In the diplomatic world there are very few retired General Colin Powell, United States (U.S) Chairman of the Joint Chiefs of Staff, and former Secretary of State. Few like him, in their lifetime, would admit they were used and misled. His was the case of the vial he presented to the United Nations, as evidence of Weapon of Mass Destruction, to seek support for the U.S to invade oil-rich Iraq and dispose of President Saddam Hussein.

When the invasion was accomplished, the oil wells commandeered by American business interests, a government friendly to such interests was installed, Iraq was declared a democratic state. The stories of Iraq and the Iraqis are still being told. Some politicians who supported and provided authorisation to then President George W. Bush has since rethought their position and what their support has caused the country and people.

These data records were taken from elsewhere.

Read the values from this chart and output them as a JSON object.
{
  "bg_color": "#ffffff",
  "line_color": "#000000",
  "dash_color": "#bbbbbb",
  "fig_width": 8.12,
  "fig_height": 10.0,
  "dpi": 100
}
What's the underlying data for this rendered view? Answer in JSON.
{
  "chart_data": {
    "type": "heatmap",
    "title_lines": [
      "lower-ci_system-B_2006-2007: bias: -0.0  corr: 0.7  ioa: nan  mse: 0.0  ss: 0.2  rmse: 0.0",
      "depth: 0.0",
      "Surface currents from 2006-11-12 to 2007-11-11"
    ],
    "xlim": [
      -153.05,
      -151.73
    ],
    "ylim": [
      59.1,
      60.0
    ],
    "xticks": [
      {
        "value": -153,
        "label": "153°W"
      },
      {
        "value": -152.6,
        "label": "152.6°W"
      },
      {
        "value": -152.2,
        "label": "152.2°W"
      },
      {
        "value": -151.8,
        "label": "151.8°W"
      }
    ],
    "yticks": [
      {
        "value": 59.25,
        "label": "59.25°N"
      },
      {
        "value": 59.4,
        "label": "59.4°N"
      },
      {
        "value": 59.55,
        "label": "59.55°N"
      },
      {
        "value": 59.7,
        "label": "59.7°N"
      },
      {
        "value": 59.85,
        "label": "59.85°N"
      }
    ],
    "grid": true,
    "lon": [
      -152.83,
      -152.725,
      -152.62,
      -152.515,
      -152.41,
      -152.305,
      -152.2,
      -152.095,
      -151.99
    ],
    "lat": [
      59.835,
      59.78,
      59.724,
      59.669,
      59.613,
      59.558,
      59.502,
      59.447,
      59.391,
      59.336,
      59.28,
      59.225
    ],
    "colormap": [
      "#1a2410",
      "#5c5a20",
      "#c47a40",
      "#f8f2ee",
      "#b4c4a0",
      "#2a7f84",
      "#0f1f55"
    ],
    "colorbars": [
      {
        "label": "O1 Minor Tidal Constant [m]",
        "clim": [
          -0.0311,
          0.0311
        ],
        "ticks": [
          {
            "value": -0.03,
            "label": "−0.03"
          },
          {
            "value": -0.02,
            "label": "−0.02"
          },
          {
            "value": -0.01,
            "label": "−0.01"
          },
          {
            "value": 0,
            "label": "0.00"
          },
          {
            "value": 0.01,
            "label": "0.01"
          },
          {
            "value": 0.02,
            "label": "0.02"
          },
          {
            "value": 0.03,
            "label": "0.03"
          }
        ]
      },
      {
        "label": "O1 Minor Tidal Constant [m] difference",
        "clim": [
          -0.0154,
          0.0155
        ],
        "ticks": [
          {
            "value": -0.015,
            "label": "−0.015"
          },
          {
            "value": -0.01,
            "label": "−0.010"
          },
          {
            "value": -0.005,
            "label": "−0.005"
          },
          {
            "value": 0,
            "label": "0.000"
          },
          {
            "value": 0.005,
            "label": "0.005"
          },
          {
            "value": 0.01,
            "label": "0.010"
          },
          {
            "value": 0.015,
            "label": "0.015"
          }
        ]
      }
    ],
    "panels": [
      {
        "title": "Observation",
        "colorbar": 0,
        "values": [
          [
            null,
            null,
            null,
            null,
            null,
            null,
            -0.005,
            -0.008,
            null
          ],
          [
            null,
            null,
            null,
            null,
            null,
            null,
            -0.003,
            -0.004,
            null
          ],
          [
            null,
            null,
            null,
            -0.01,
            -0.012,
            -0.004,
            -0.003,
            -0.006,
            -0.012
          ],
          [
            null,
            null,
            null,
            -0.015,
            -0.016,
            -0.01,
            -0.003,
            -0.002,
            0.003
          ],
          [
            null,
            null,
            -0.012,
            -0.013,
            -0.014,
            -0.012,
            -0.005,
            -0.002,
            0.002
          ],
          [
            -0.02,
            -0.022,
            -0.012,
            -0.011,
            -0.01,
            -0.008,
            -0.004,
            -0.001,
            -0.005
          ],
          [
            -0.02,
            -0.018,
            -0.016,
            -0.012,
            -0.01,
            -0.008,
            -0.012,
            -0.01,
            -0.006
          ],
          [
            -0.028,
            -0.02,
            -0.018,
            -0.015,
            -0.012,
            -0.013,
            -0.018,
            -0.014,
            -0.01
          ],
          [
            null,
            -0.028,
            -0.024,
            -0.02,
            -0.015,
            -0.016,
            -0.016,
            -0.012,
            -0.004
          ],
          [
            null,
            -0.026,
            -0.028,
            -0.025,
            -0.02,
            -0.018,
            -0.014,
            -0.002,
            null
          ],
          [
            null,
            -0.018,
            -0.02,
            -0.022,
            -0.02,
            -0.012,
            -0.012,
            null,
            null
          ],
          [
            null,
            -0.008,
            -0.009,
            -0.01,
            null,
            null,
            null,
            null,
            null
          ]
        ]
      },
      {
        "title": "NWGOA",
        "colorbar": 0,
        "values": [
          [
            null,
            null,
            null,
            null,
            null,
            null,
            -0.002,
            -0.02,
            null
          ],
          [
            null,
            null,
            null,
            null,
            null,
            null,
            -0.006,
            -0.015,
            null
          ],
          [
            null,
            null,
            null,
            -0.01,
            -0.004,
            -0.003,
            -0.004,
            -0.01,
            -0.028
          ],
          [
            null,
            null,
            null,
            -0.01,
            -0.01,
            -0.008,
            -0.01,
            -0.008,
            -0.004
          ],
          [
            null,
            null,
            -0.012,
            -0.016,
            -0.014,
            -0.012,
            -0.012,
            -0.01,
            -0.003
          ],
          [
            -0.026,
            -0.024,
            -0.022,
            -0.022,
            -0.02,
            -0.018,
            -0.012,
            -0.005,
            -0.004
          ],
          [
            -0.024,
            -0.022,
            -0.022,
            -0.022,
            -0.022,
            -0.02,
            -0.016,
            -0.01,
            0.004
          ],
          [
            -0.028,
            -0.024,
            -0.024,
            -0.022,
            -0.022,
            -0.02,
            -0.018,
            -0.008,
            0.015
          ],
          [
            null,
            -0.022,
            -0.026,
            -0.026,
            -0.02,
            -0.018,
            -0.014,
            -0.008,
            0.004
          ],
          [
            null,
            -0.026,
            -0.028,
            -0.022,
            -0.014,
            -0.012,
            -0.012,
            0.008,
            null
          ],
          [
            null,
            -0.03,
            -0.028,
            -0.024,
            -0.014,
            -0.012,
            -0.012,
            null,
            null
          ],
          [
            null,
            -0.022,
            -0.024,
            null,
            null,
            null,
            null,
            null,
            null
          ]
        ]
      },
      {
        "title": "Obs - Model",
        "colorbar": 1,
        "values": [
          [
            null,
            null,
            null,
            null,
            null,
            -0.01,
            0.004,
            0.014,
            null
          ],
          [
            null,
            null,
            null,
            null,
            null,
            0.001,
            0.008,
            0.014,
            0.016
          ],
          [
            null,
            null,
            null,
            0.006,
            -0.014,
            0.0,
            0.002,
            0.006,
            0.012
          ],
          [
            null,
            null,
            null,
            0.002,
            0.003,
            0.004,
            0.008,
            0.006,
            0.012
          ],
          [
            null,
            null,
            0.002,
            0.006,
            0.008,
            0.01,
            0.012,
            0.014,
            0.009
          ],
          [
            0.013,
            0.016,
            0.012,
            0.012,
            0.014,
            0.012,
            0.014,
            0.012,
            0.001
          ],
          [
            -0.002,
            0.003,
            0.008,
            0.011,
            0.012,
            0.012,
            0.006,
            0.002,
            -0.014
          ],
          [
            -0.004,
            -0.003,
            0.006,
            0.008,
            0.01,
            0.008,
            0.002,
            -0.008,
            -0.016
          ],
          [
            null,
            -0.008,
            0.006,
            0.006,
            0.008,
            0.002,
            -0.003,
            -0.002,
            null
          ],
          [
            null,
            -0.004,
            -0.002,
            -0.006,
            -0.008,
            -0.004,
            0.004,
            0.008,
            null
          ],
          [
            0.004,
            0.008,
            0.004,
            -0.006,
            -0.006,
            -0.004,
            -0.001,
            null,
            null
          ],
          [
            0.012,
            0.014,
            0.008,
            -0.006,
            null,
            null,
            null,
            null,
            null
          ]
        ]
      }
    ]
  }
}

The Iraq story is not dissimilar to oil-rich Libya and many others. On the surface they may appear different, but to the movers and shakers, local and foreign, they are the same.- the claim to democracy defined by those who used the word to achieve selfish not indigenous national interest. A claim that is unashamed to disrupt and refashion the social order even if it results in violence, chaos, division and disorder after.